Islamophobic political and media discourse has become normalised and entrenched in France to the point where it is a major cause of anti-Muslim discrimination and hatred. In the prevailing climate of hostility towards Muslims and their religion which often translates into verbal and physical attacks and/or discrimination, Muslims are not free to express their faith. France must recognise its obligations under Article 9 of the ECHR to ensure Muslims are free to observe and practise their religion.
Muslims and ethnic minorities in France face structural discrimination from a state which veils its prejudices behind an alleged indivisibility of the French national identity into any component parts, be they religious, ethnic or racial. While this allegedly ‘colourblind’ approach is said by the state party to protect the principle of equality and ensure its application, the reality is that it is in and of itself a driver of discrimination.

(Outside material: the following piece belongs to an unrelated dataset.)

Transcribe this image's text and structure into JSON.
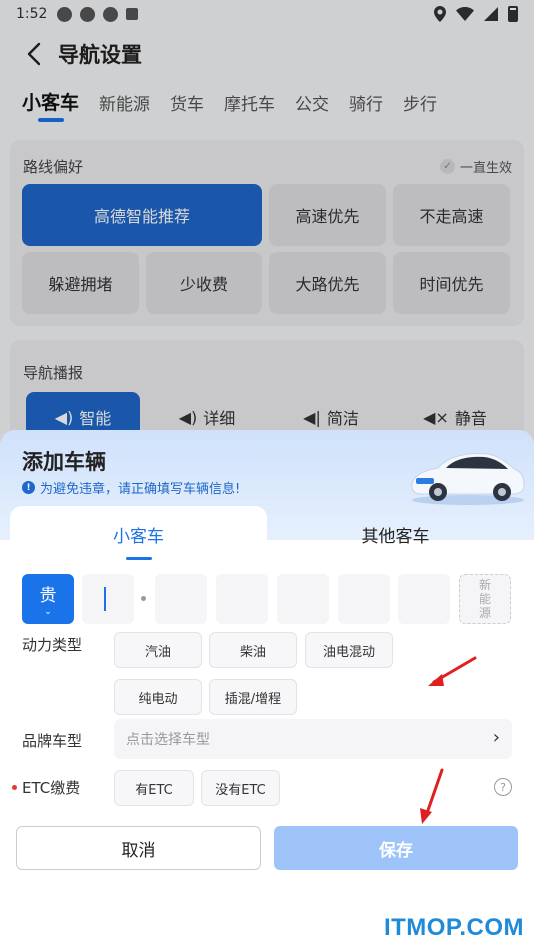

IHRC’s 2012 report (attached) ‘France and the Hated Society: Muslim Experiences’ describes the state party’s approach to national identity thus: “To be French, then, is to be an abstract, unencumbered individual, free from any public manifestation or affectation of difference. It is only as an assimilated individual that a person can express himself as a French citizen. This abstract individual……not only represents the ideal of French republicanism, he represents an idea of state neutrality and, therefore, equality against the incursions of divisive notions such as religion. Grosfoguel and Mielants variously argue, however, that this abstract individual is in fact gendered, elite and racialised as a white, upper class male (‘communautaristes masculine blanc’) whose gendered, racialised class interests are the foundational values of the republic (Grosfoguel&Mielants, 2006 and Grosfoguel, 2006) operating invisibly to institutionalise and normalise their privilege.”
That Muslims face systematic discrimination in France is beyond dispute. IHRC’s report showed that over 80% of Muslims in France have witnessed the implementation of policies, both political and organisational, that impact Muslims negatively.
In 2012 research conducted by Stanford University’s David Laitin found evidence of discrimination against Muslims in employment. Published by the Proceedings of the National Academy of Sciences, the study concluded that a Christian citizen with an African heritage was two-and-a-half times more likely to get called for a job interview than an equally qualified Muslim citizen with the same ethnic background.
Cultural and religious expression remains restricted by the draconian state ban on wearing the hijab in schools or universities and the niqab in public. The state also systematically discriminates against private Muslim education. Muslims in France have found it nearly impossible to put on the policy agenda such things as state aid for separate Islamic schools under the same conditions that govern aid to Roman Catholic schools.
The consequence of the body of hate ideology, hate policy and hate representation can be seen in its material manifestation, namely hate practices. Many studies have found a correlation between the anti-Muslim representation of Muslims in media and political discourse and a rise in hate crimes and experiences. Hate practices can divide into physical attacks, legal or civic ban, rape or threats of rape, insult or verbal abuse, and civil exclusion. In IHRC’s own survey ‘France and the Hated Society: Muslim Experiences’ some three quarters of respondents felt that political discourse was to blame for the discrimination and hatred they faced.
In the same survey the most cited negative experience among Muslims was in fact media representation. The negative representation media provide of Muslim people affects non-Muslim attitudes towards Muslims. There are continuous complaints regarding the skewed representation of Muslim people in the French media. Whilst it is recognised that not all media figures (indeed probably the majority) are pernicious Islamophobes, media bodies suffer from institutionalised Islamophobia and racism and as such need to work on structural responses to this issue – the first step being to recognise that such structural issues exist. In a climate where so-called republican ideals denigrate the notion of racism as an attempt by victimised communities to undermine the foundational values of the state, there is clearly a long way to go on this front. Hate policy is reflected in participants’ experience of Islamophobia, Islamophobic expressions by politicians, exclusion of Muslims in political decision-making or implementing particular policies on them and, finally, policies which target Muslims in France.